Using these forms of transfer, the Soviet Union obtained a
range of technologies, some of which probably had significant
military applications. The chemical and automotive industries
relied heavily on Western imports. In the early 1980s, the Soviet
Union bought equipment badly needed for the gas pipeline it was
building from Urengoy to Uzhgorod. It acquired technologies
applicable to the military, including complete computer systems
designs, concepts, and software, plus a variety of Western generalpurpose computers, minicomputers, and other hardware. It acquired
low-power, low-noise, high-sensitivity receivers; optical, pulsed
power source and other laser-related components; and titanium
alloys, welding equipment, and furnaces for producing titanium
plates applicable to submarine construction.
These acquisitions raised concerns in the West that the Soviet
Union was deriving too many military and economic benefits inimical
to Western interests. Some critics argued that technology transfers
allowed the Soviet Union to save millions of rubles (for value of
the
ruble--see Glossary) in research and development costs and
years of development time. They also argued that Soviet
acquisitions allowed the regime to modernize critical sectors of
industry without absorbing rising military production costs, to
achieve greater weapons performance, and to incorporate
countermeasures to Western weapons. They further argued that the
West should impose stricter controls on such transfers. This
position was adopted by the United States government in the early
1980s, when it began imposing strict controls and urging West
European governments to follow suit.
Not everyone agreed with this position, however. Western
analysts in the late 1980s pointed out that both the econometric
and the case-study approaches used to assess the impact of
technology transfers produced tentative results. One conclusion was
that the Soviet experience in using and assimilating Western
technology was a mixed success. In some cases, particularly in
military-related industries, the Soviet Union was successful in
incorporating Western equipment or processes. In other areas, the
equipment was used inefficiently or not at all.

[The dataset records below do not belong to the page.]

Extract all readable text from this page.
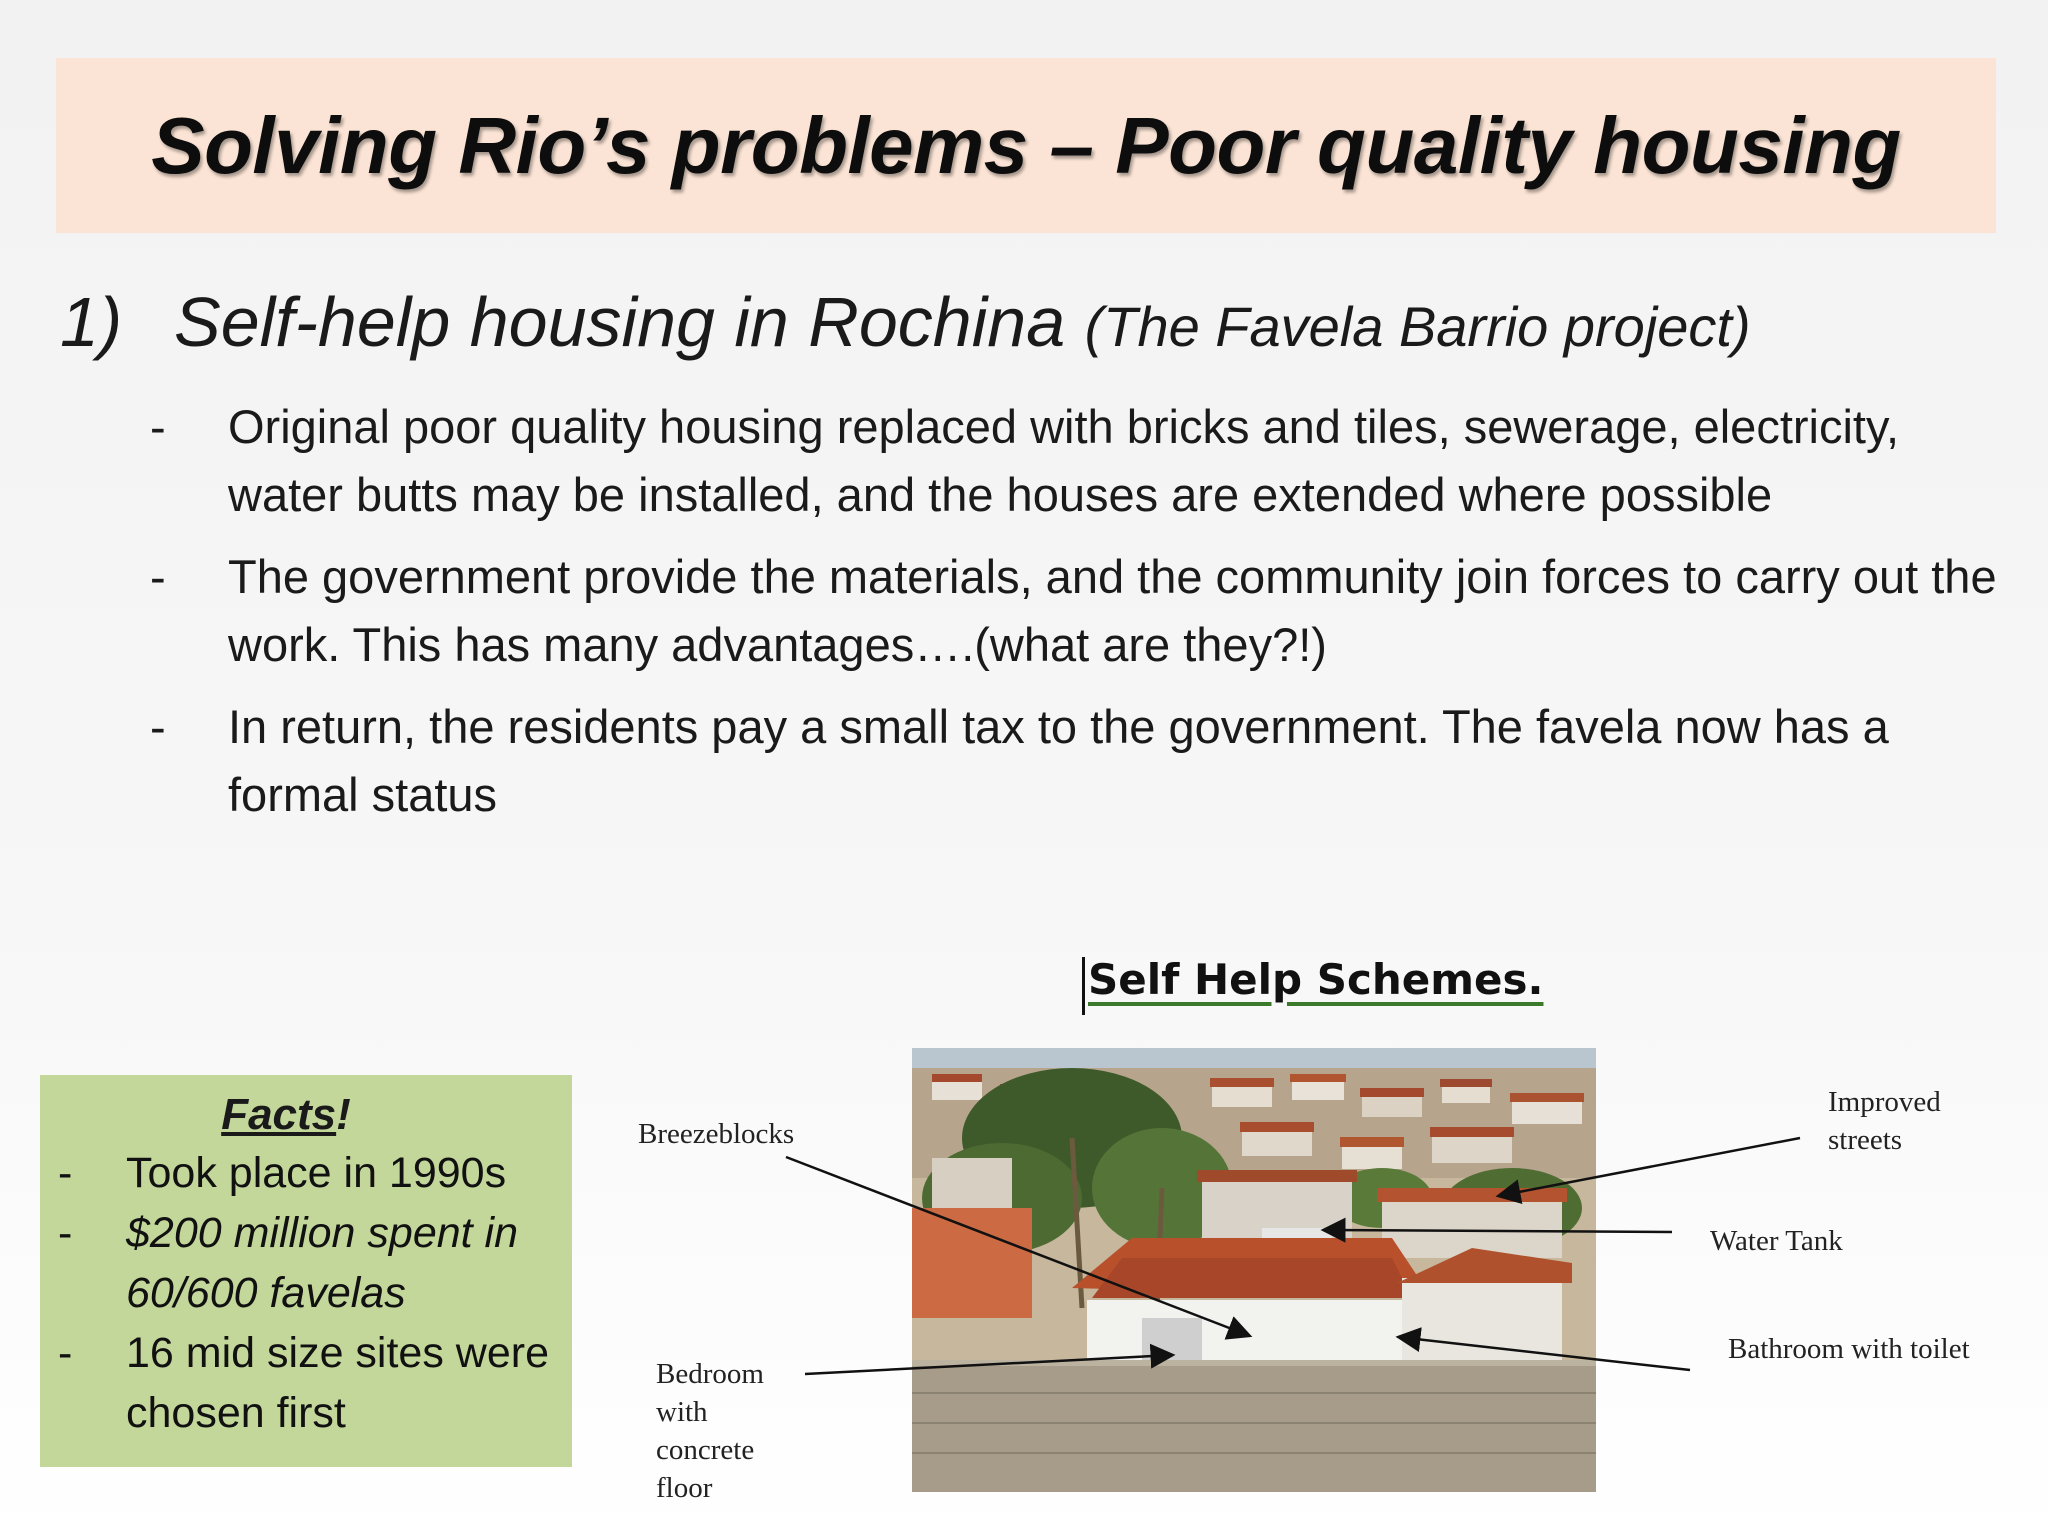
Solving Rio’s problems – Poor quality housing
1) Self-help housing in Rochina (The Favela Barrio project)
- Original poor quality housing replaced with bricks and tiles, sewerage, electricity, water butts may be installed, and the houses are extended where possible
- The government provide the materials, and the community join forces to carry out the work. This has many advantages….(what are they?!)
- In return, the residents pay a small tax to the government. The favela now has a formal status
Facts!
- Took place in 1990s
- $200 million spent in 60/600 favelas
- 16 mid size sites were chosen first
Self Help Schemes.
Breezeblocks
Improved streets
Water Tank
Bathroom with toilet
Bedroom with concrete floor
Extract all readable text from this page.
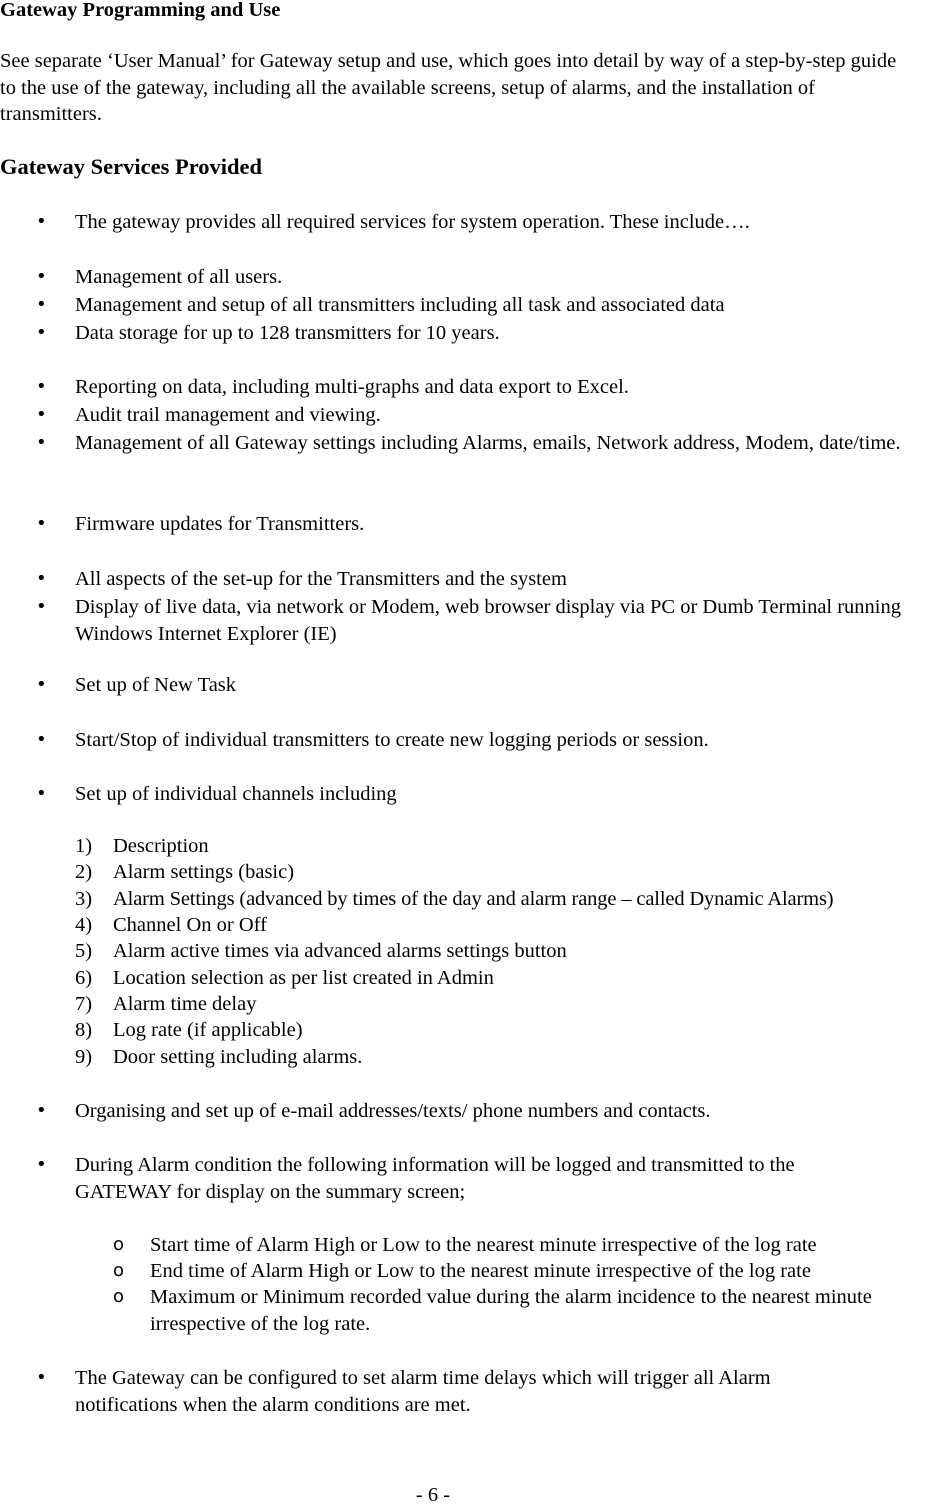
Gateway Programming and Use
See separate ‘User Manual’ for Gateway setup and use, which goes into detail by way of a step-by-step guide to the use of the gateway, including all the available screens, setup of alarms, and the installation of transmitters.
Gateway Services Provided
• The gateway provides all required services for system operation. These include….
• Management of all users.
• Management and setup of all transmitters including all task and associated data
• Data storage for up to 128 transmitters for 10 years.
• Reporting on data, including multi-graphs and data export to Excel.
• Audit trail management and viewing.
• Management of all Gateway settings including Alarms, emails, Network address, Modem, date/time.
• Firmware updates for Transmitters.
• All aspects of the set-up for the Transmitters and the system
• Display of live data, via network or Modem, web browser display via PC or Dumb Terminal running Windows Internet Explorer (IE)
• Set up of New Task
• Start/Stop of individual transmitters to create new logging periods or session.
• Set up of individual channels including
1)	Description
2)	Alarm settings (basic)
3)	Alarm Settings (advanced by times of the day and alarm range – called Dynamic Alarms)
4)	Channel On or Off
5)	Alarm active times via advanced alarms settings button
6)	Location selection as per list created in Admin
7)	Alarm time delay
8)	Log rate (if applicable)
9)	Door setting including alarms.
• Organising and set up of e-mail addresses/texts/ phone numbers and contacts.
• During Alarm condition the following information will be logged and transmitted to the GATEWAY for display on the summary screen;
o	Start time of Alarm High or Low to the nearest minute irrespective of the log rate
o	End time of Alarm High or Low to the nearest minute irrespective of the log rate
o	Maximum or Minimum recorded value during the alarm incidence to the nearest minute irrespective of the log rate.
• The Gateway can be configured to set alarm time delays which will trigger all Alarm notifications when the alarm conditions are met.
- 6 -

Many Soviet scientists and policy makers shared this negative
assessment. During the 1980s, the Soviet press published many
articles in which Soviet officials complained that they were
wasting valuable hard currency to purchase equipment that lay idle
because of industry's inability or unwillingness to install it.
Other officials, including former Academy of Sciences president
Aleksandrov, argued that the Soviet Union did not need to import
Western technology because it had the capability to develop it
domestically. In fact, too much reliance on Western imports had
harmed the Soviet Union because indigenous institutions had been
denied the opportunity to develop the technology and, hence, to
grow technologically.
Despite these arguments, the policy under Gorbachev appeared to
Western observers to increase technological trade. Soviet
authorities instituted some organizational changes to facilitate
and to encourage more contact with Western firms. Yet Gorbachev
also expressed concern over the balance of payments issue and
cautioned against too many purchases from the West.